Mades gets new term on police panel

June 10, 1997


Staff Writer

Maryland Police Training Commission membership has been an interesting experience, according to Washington County Sheriff Charles F. Mades.

"We've had a lot of hearings where we had to decide whether or not to decertify police officers," Mades said.

That has been one of the more difficult aspects of the job, one which he said he takes seriously.

Mades has been on the board since 1994 when he filled a vacancy created by the retirement of former Hagerstown Police Chief Paul Wood.

Mades recently was reappointed by Gov. Parris Glendening and the appointment confirmed by the Maryland State Senate Executive Nomination Committee. He is the only Western Maryland law enforcement officer on the 14-member board.


Mades said the board is working on a statewide transition of guns used by law enforcement officers in Maryland.

The same type of weapon used is not uniform in all departments, Mades said.

"For example, Hagerstown City Police and Maryland State Police now use .40-caliber semiautomatic sidearms," he said, while deputies still use 9mm semiautomatic weapons.

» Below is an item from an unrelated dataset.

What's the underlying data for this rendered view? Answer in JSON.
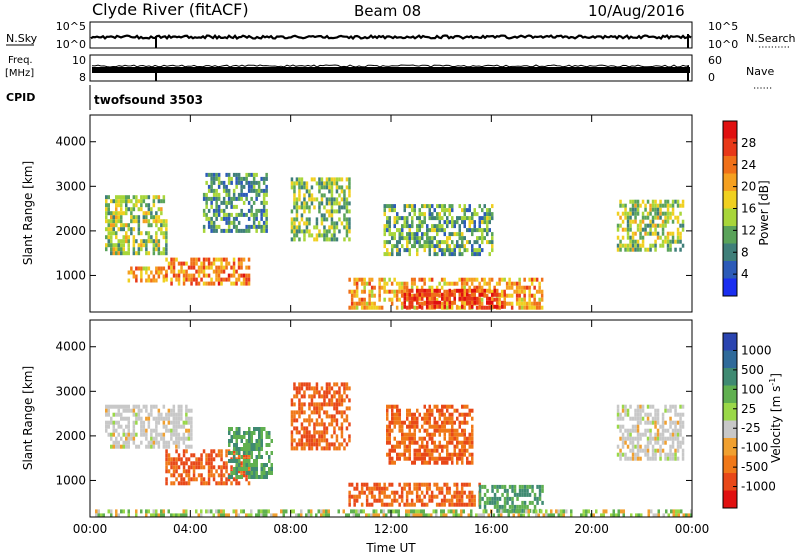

Traditionally, when a department has changed the type of weapon its officers carry, the officers have had to spend two days in the classroom and fire 600 rounds before being allowed to carry a different weapon, Mades said.

That might not seem like a big deal, but the cost to police agencies for that training and the officers' time can mount up, Mades said.

That is especially crucial for small police forces or security personnel at hospitals, big companies and so on, Mades said.

"We have now pared down the classroom time from two days to one," and officers need fire only 200 rounds from the new weapon, Mades said.

"Maryland has always been at the forefront in the nation in training," Mades said. "We have never had a court case involving our training standards."

The board meets at least six times a year by law, and holds special sessions when necessary.

Of the 14 members on the commission, 11 are civilians and three are law enforcement officials.